I hate making eye contact with people. It makes me feel really uncomfortable. When I think about it, even when I'm shaking someone's hand, especially if I'm shaking their hand, I'm not making eye contact. I'm looking anywhere but their eyes. I don't know why, I just hate it.

It doesn't really affect my school life or anything, so it's not a huge deal, and I'm still really functional. There are times when I'm certain that I need to tell someone or see a psychiatrist, but other times I'm one hundred percent certain that I'm one hundred percent normal, and lately I haven't really been showing the symptoms much. That's why I'm putting it out there for other people to give me advice. Should I tell my parents that I thin I need to see someone about this, or not? Is this schizophrenia at all, or some other thing entirely? Could it be that I'm naturally recovering from schizophrenia, and if so, will I get worse again? Or am I just being a teenager?

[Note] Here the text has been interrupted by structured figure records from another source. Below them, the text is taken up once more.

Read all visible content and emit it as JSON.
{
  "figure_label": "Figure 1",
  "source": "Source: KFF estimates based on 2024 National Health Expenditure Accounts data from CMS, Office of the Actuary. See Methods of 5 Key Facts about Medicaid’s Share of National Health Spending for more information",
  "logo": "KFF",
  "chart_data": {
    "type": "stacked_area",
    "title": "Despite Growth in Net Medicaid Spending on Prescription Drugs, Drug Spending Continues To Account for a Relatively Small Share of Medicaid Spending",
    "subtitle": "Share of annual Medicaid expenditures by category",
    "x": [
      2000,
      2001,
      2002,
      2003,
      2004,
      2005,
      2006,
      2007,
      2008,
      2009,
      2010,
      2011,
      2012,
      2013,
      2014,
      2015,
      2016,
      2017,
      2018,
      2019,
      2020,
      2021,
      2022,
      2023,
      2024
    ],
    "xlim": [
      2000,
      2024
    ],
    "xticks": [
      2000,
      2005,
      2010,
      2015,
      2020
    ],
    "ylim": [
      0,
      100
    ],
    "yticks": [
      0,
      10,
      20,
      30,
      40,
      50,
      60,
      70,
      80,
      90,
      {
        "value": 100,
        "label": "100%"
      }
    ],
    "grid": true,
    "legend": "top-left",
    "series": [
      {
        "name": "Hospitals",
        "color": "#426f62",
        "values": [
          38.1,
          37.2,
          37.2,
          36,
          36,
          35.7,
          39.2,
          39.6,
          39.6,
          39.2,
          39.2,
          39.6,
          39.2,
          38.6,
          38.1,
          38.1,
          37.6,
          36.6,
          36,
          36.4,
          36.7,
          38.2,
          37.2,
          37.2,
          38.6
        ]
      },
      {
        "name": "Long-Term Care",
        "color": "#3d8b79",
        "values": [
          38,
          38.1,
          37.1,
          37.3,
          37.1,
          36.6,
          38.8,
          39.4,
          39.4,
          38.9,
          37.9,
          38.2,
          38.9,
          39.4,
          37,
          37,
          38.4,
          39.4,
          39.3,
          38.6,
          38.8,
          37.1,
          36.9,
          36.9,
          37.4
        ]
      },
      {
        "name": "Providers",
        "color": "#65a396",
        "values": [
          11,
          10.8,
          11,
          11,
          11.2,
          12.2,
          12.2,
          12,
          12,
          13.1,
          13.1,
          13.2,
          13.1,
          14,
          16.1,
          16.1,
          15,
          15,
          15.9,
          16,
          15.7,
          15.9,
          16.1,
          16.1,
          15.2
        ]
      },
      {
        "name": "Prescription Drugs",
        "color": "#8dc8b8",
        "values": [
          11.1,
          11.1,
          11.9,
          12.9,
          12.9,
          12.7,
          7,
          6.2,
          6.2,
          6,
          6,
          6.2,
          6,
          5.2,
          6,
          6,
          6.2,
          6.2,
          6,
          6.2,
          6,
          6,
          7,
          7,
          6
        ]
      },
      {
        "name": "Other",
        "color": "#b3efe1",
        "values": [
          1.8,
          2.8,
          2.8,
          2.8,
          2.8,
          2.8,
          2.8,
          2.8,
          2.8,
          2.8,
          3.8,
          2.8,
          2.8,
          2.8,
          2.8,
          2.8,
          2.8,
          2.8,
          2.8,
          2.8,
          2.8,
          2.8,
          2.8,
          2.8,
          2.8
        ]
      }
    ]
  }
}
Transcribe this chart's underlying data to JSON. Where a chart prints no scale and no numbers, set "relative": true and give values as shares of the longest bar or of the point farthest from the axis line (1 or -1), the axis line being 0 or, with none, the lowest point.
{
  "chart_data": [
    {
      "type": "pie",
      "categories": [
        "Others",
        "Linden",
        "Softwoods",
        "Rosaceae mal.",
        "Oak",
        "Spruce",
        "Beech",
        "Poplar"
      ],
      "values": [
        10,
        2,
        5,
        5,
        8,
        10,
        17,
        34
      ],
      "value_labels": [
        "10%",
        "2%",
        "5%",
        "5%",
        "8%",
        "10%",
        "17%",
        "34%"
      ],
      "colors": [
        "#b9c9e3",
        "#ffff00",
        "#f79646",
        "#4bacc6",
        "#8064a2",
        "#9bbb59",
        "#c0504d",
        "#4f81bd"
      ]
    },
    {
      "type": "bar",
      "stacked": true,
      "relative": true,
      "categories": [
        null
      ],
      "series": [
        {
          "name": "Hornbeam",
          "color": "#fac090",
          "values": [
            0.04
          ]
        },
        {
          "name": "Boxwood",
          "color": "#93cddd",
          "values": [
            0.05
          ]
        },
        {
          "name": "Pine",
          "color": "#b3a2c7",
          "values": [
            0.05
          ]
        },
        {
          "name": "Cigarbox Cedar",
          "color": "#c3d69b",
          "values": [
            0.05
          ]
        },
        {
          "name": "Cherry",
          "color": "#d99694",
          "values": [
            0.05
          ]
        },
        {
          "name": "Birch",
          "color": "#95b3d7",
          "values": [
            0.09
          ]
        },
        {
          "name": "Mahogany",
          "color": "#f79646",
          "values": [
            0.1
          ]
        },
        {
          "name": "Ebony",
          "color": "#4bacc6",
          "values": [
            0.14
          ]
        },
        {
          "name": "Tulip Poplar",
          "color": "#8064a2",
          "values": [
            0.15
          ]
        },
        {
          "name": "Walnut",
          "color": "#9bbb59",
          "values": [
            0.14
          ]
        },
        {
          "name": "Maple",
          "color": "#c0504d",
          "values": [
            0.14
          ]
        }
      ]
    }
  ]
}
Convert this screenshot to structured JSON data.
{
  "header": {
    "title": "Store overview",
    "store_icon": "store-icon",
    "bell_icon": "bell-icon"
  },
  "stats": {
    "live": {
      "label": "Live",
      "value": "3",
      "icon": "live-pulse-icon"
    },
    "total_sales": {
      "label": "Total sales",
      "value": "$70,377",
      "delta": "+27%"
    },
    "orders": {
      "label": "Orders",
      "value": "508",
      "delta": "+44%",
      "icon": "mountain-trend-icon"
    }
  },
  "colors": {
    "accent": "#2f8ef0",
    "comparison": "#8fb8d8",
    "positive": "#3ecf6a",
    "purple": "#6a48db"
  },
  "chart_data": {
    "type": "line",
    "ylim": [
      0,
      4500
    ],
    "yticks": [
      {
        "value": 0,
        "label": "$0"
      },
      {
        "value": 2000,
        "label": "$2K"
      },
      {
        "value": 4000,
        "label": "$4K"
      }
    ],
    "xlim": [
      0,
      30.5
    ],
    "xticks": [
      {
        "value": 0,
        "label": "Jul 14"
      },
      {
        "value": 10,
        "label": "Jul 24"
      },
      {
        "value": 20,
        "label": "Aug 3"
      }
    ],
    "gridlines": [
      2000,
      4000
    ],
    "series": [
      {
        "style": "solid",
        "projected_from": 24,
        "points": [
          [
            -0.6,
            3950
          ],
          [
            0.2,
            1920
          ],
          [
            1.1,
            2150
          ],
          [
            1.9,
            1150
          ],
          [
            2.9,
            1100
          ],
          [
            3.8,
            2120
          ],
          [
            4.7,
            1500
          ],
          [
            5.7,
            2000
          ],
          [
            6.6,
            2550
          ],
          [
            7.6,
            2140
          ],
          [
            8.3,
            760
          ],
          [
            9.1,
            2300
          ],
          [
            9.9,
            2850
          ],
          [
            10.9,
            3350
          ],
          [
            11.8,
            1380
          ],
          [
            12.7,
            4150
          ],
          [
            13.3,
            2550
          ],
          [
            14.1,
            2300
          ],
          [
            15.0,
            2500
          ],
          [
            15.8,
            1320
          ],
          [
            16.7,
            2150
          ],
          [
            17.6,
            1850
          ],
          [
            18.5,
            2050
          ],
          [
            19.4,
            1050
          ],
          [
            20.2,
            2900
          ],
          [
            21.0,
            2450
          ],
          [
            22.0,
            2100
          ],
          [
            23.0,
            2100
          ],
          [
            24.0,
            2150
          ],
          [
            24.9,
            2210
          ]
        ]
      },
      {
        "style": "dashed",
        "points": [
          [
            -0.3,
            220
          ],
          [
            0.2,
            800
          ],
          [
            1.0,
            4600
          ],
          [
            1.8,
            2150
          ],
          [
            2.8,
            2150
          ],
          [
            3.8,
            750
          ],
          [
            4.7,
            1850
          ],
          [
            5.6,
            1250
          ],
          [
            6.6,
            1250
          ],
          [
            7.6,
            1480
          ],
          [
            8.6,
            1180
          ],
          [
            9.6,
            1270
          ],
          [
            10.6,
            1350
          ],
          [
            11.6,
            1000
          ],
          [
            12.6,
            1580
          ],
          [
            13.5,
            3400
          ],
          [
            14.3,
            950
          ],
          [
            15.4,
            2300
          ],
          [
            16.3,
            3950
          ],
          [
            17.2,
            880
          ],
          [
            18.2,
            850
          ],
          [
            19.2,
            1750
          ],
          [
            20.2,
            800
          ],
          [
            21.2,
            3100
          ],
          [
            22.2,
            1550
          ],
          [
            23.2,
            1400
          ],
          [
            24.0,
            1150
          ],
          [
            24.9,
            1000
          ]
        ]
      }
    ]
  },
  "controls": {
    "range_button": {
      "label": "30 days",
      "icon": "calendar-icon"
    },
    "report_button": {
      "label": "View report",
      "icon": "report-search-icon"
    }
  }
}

Thanks for your consideration!

Gearfried
September 11th, 2012, 04:11 PM
What you said about the wall part, I once felt that way when I was sick. I'm not schizophrenic, but what you described matched my experience almost identically. I was sick and had a REALLY high fever, and was on some sort of medication. I had been sleeping for like 15-16 hours, and when I woke up, it was around 6 pm. I headed downstairs from my bedroom, and for some unexplicable reason I was absolutely terrified that I would fall through the stairs as if they were only an image. Then after going into the bathroom, it took me a second to find the toilet, because everything seemed like I saw it, but my mind didn't perceive it. And then on my way out, I turned off the lights and nearly had a panic-attack when it got dark. I don't know why. Then on the way back up the stairs I thought about gravity switching around, and I convinced myself that it did. So I had to support myself with the wall for a minute because I felt like I was falling, and everything was unreal. My sense of touch seemed magnified by like 200 percent because I remember just looking at stuff, and feeling it, and being mystified by the simplest things...

Danny_boi 16
September 11th, 2012, 04:26 PM
I don't believe u r schizophrenic. Cuz that sickness occurs when something dramatic happens to u. Having an imaginary friend isn't being schizophrenic, just Human

Carbarrawr
October 22nd, 2012, 05:24 PM
I don't believe u r schizophrenic. Cuz that sickness occurs when something dramatic happens to u. Having an imaginary friend isn't being schizophrenic, just Human

Just a correction, Schizophrenia occurring when something dramatic happens is only one way that it can be caused; that is not the only way. Genes and chemical imbalances are two of the most common ways that scientist believe schizophrenia is caused, along with trauma from an event, of course, like you said. Also it is common for drugs to cause schizophrenia.

To answer your (aprilshowers) question, it sounds like you might have schizophrenia. Or, like you said, you could just have an overactive imagination and could be overly-cautious. The only way to know for sure is to go to a psychiatrist.